Aleasya? The muscular arms instructor? That did surprise him. "Then… what changed your mind?"

"You'd already changed a great deal when you returned to Recluce, and I could see more of that in your later letters. And that you wrote. Uncle Thorl told me that each one cost you at least three silvers to send. You spent more on letters than some earn in half a year. I'm not sure I'm worth that."

"You're worth far more than that," he said quietly.

"I'm glad you think so."

They rode for a time without speaking. While Rahl had so much to say, little of it was what he wanted to blurt out on horseback and in public. But he did keep looking at Deybri. In the mage-guard greens, she was more beautiful than he had recalled.

"Your hair is shorter."

"It's easier to take care of that way. I also thought it might be better for a mage-guard."

Rahl paused as he studied the southern square ahead. Then he caught sight of one of the new patrollers, striding along the south side, and he nodded. They needed to be seen, especially now, although having some real mage-guards in place would help in the days to come. The patroller turned at the sound of hoofs, then raised his truncheon in acknowledgment. Rahl lifted his arm to acknowledge the greeting, and the patroller stood and watched as Rahl and the others rode past the ancient Imperial statue and through the square.

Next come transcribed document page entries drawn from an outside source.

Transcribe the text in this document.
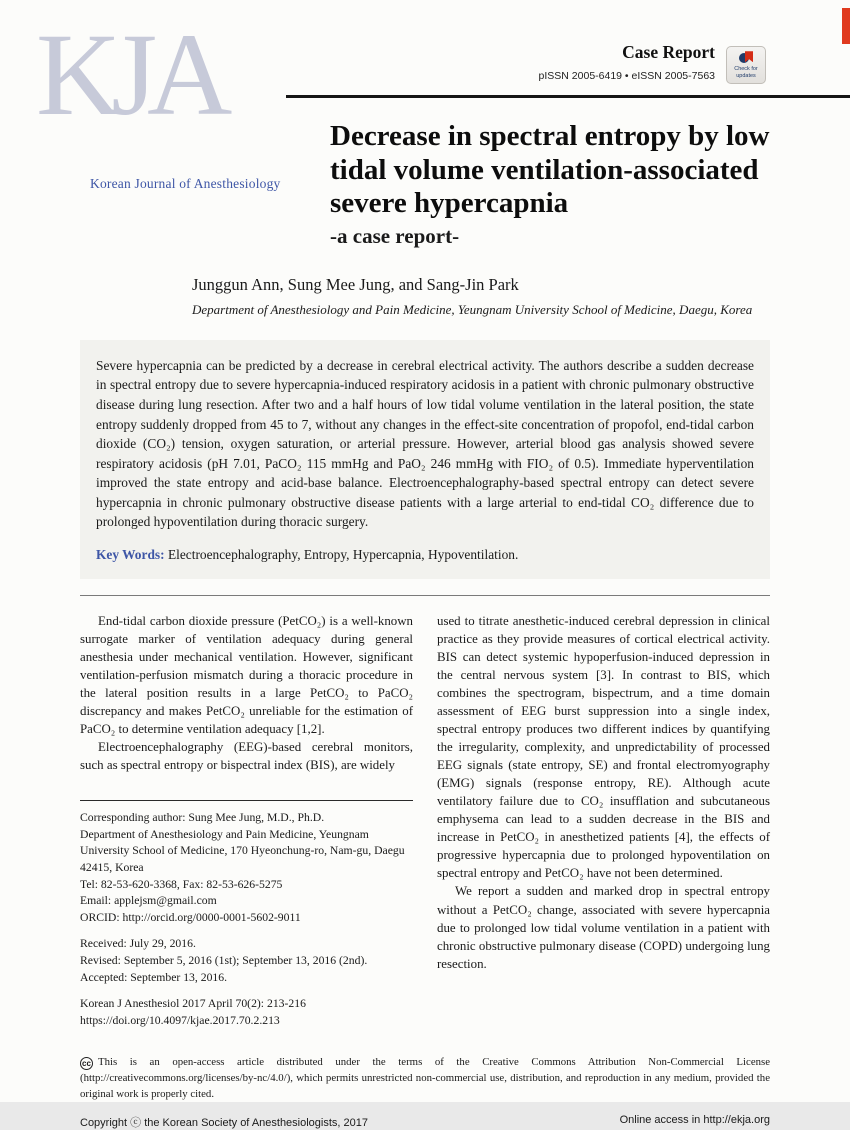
KJA
Korean Journal of Anesthesiology
Case Report
pISSN 2005-6419 • eISSN 2005-7563
Check for updates
Decrease in spectral entropy by low
tidal volume ventilation-associated
severe hypercapnia
-a case report-
Junggun Ann, Sung Mee Jung, and Sang-Jin Park
Department of Anesthesiology and Pain Medicine, Yeungnam University School of Medicine, Daegu, Korea
Severe hypercapnia can be predicted by a decrease in cerebral electrical activity. The authors describe a sudden decrease in spectral entropy due to severe hypercapnia-induced respiratory acidosis in a patient with chronic pulmonary obstructive disease during lung resection. After two and a half hours of low tidal volume ventilation in the lateral position, the state entropy suddenly dropped from 45 to 7, without any changes in the effect-site concentration of propofol, end-tidal carbon dioxide (CO₂) tension, oxygen saturation, or arterial pressure. However, arterial blood gas analysis showed severe respiratory acidosis (pH 7.01, PaCO₂ 115 mmHg and PaO₂ 246 mmHg with FIO₂ of 0.5). Immediate hyperventilation improved the state entropy and acid-base balance. Electroencephalography-based spectral entropy can detect severe hypercapnia in chronic pulmonary obstructive disease patients with a large arterial to end-tidal CO₂ difference due to prolonged hypoventilation during thoracic surgery.
Key Words: Electroencephalography, Entropy, Hypercapnia, Hypoventilation.

End-tidal carbon dioxide pressure (PetCO₂) is a well-known surrogate marker of ventilation adequacy during general anesthesia under mechanical ventilation. However, significant ventilation-perfusion mismatch during a thoracic procedure in the lateral position results in a large PetCO₂ to PaCO₂ discrepancy and makes PetCO₂ unreliable for the estimation of PaCO₂ to determine ventilation adequacy [1,2].

Electroencephalography (EEG)-based cerebral monitors, such as spectral entropy or bispectral index (BIS), are widely

Corresponding author: Sung Mee Jung, M.D., Ph.D.
Department of Anesthesiology and Pain Medicine, Yeungnam University School of Medicine, 170 Hyeonchung-ro, Nam-gu, Daegu 42415, Korea
Tel: 82-53-620-3368, Fax: 82-53-626-5275
Email: applejsm@gmail.com
ORCID: http://orcid.org/0000-0001-5602-9011
Received: July 29, 2016.
Revised: September 5, 2016 (1st); September 13, 2016 (2nd).
Accepted: September 13, 2016.
Korean J Anesthesiol 2017 April 70(2): 213-216
https://doi.org/10.4097/kjae.2017.70.2.213

used to titrate anesthetic-induced cerebral depression in clinical practice as they provide measures of cortical electrical activity. BIS can detect systemic hypoperfusion-induced depression in the central nervous system [3]. In contrast to BIS, which combines the spectrogram, bispectrum, and a time domain assessment of EEG burst suppression into a single index, spectral entropy produces two different indices by quantifying the irregularity, complexity, and unpredictability of processed EEG signals (state entropy, SE) and frontal electromyography (EMG) signals (response entropy, RE). Although acute ventilatory failure due to CO₂ insufflation and subcutaneous emphysema can lead to a sudden decrease in the BIS and increase in PetCO₂ in anesthetized patients [4], the effects of progressive hypercapnia due to prolonged hypoventilation on spectral entropy and PetCO₂ have not been determined.

We report a sudden and marked drop in spectral entropy without a PetCO₂ change, associated with severe hypercapnia due to prolonged low tidal volume ventilation in a patient with chronic obstructive pulmonary disease (COPD) undergoing lung resection.

cc This is an open-access article distributed under the terms of the Creative Commons Attribution Non-Commercial License (http://creativecommons.org/licenses/by-nc/4.0/), which permits unrestricted non-commercial use, distribution, and reproduction in any medium, provided the original work is properly cited.
Copyright ⓒ the Korean Society of Anesthesiologists, 2017	Online access in http://ekja.org
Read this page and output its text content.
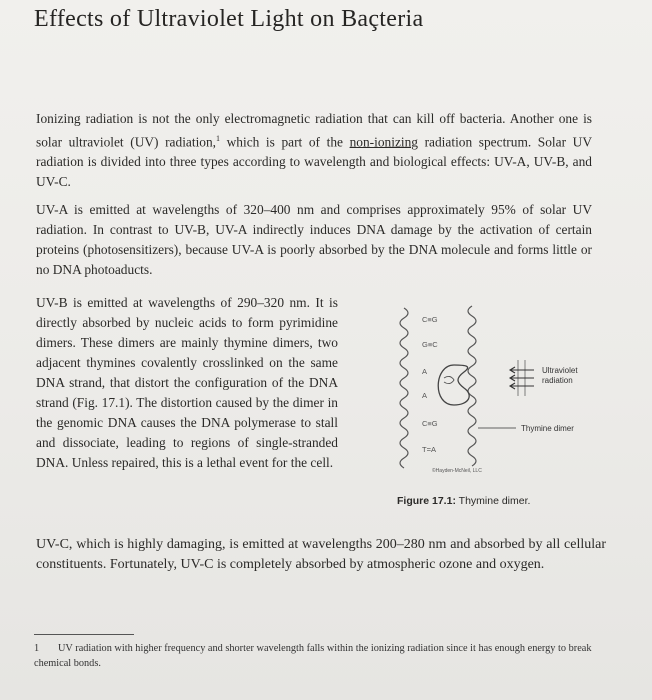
Effects of Ultraviolet Light on Baçteria
Ionizing radiation is not the only electromagnetic radiation that can kill off bacteria. Another one is solar ultraviolet (UV) radiation,$^1$ which is part of the non-ionizing radiation spectrum. Solar UV radiation is divided into three types according to wavelength and biological effects: UV-A, UV-B, and UV-C.
UV-A is emitted at wavelengths of 320–400 nm and comprises approximately 95% of solar UV radiation. In contrast to UV-B, UV-A indirectly induces DNA damage by the activation of certain proteins (photosensitizers), because UV-A is poorly absorbed by the DNA molecule and forms little or no DNA photoaducts.
UV-B is emitted at wavelengths of 290–320 nm. It is directly absorbed by nucleic acids to form pyrimidine dimers. These dimers are mainly thymine dimers, two adjacent thymines covalently crosslinked on the same DNA strand, that distort the configuration of the DNA strand (Fig. 17.1). The distortion caused by the dimer in the genomic DNA causes the DNA polymerase to stall and dissociate, leading to regions of single-stranded DNA. Unless repaired, this is a lethal event for the cell.
C≡G
G≡C
A
A
C≡G
T=A
Ultraviolet
radiation
Thymine dimer
©Hayden-McNeil, LLC
Figure 17.1: Thymine dimer.
UV-C, which is highly damaging, is emitted at wavelengths 200–280 nm and absorbed by all cellular constituents. Fortunately, UV-C is completely absorbed by atmospheric ozone and oxygen.
1 UV radiation with higher frequency and shorter wavelength falls within the ionizing radiation since it has enough energy to break chemical bonds.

When they reached the base of the road up to the Residence and compound area, Rahl could see that the crew of rebel prisoners was still working on scrubbing the blackness and soot off the paving stones around where the lower barricade had been.

As he neared the guard squad, the squad leader nodded. "Afternoon, Majer."

"They've almost got it taken care of, I see."

"Another day or two, ser. Be more, weren't for you."

"You're kind, squad leader, but it took all of us." Rahl projected appreciation.

Once they were well past, Deybri turned and glanced at him inquiringly.

"They're rebel prisoners. They'd built some barricades to keep us from taking the Residence and compound up there. They're cleaning up the mess." Rahl gestured.

"You were here, weren't you?"

"Yes. We lost hundreds just on this stretch of road."

"How did you take it?"

"Commander Shuchyl's engineers got oil bladders, and catapulted them onto the wall. They caught fire, and that cleared the wall enough so that they could storm it."

Deybri turned in the saddle. "There's more, isn't there?"

"Yes, but I'd rather not talk about it now." Somehow, Rahl felt that telling her what he'd done would have been bragging, and he didn't want to do that, not when he recalled how many had died. "If you don't mind."

She nodded.

Again, there was a silence between them.

Rahl waited until they reached the top of the road and had turned back southeast. "The large villa ahead-that's the Administrator's Residence, and where we're headed. It's more than that, really, because the lower level is mostly for his staff. There aren't many now, of course. The next villa is the overcommander's, but Taryl is using the Residence right now because he's both administrator and overcommander. Then, the buildings with the low walls behind them-that's the permanent compound for the troopers normally stationed here. All the tents and shelters are what we're using for quarters for those who can't fit in the compound. Some are quartered in the city as well, of course."